Melodorum leichhardtii flowers
The alternate leaves, between 6cm and 12cm long, are fairly leathery and dark. These leaves are grazed on by larva of the fast-flying Four-bar Swordtail butterfly, the pretty Pale (Green) Triangle butterfly and the smaller Eastern Dusk-flat butterfly. Zig Zag Vine’s 3-petalled yellowishbrown 15mm diameter flowers are highly perfumed and produced towards the ends of the branches usually in a well-lit position. The orange oblong fruit, to 3cm long, contain up to four seeds, and are constricted somewhat between the seeds. When walking in rainforests in summer, it’s common to find the fallen fruits littered in large numbers on the forest floor.

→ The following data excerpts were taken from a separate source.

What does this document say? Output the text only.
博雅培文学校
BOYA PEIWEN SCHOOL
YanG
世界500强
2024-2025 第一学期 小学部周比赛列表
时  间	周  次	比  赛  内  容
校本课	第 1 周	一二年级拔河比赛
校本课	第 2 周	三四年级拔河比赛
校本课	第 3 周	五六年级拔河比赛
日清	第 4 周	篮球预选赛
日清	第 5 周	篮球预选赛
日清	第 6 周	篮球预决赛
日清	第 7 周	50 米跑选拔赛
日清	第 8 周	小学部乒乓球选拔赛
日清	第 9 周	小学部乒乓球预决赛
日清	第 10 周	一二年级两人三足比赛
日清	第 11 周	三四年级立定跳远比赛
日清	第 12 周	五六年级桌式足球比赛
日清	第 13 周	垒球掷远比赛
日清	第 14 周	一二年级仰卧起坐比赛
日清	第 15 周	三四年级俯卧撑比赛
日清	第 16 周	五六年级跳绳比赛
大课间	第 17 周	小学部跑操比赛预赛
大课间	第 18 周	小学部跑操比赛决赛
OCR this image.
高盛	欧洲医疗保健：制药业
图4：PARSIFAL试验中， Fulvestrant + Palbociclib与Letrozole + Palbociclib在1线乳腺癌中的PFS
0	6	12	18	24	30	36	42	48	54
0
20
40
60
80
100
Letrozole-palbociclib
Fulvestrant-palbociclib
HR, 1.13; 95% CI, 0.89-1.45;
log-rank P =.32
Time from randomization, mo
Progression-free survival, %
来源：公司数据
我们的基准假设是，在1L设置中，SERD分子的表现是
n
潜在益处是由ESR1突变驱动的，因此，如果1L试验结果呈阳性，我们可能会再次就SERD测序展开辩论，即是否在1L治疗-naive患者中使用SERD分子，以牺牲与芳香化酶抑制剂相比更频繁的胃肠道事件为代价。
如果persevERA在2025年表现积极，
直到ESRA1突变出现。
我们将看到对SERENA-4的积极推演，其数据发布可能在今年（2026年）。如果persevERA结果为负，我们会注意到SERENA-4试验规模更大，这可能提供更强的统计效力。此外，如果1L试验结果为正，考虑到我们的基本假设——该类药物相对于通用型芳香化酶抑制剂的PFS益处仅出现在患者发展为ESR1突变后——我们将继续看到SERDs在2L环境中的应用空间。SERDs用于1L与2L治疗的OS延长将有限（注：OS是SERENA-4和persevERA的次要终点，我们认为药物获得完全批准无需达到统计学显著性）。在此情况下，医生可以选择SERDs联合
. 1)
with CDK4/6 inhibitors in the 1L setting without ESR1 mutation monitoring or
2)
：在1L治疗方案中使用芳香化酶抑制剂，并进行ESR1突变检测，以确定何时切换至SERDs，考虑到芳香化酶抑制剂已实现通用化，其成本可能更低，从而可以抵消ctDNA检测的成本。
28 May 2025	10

Bush tucker fans such as myself, consider the fruits to be one of the best wild fruits to eat, with a tangy taste, but be warned – it’s prudent to eat them at night in the dark as they’re often packed with small white maggots!
In cultivation, this vigorous vine can be pruned heavily to maintain it into a shrubby form, but the pruning must be regular as it tends to put out long shoots frequently and seeks out nearby plants to climb.
Seed for this plant is available from our Seed Bank.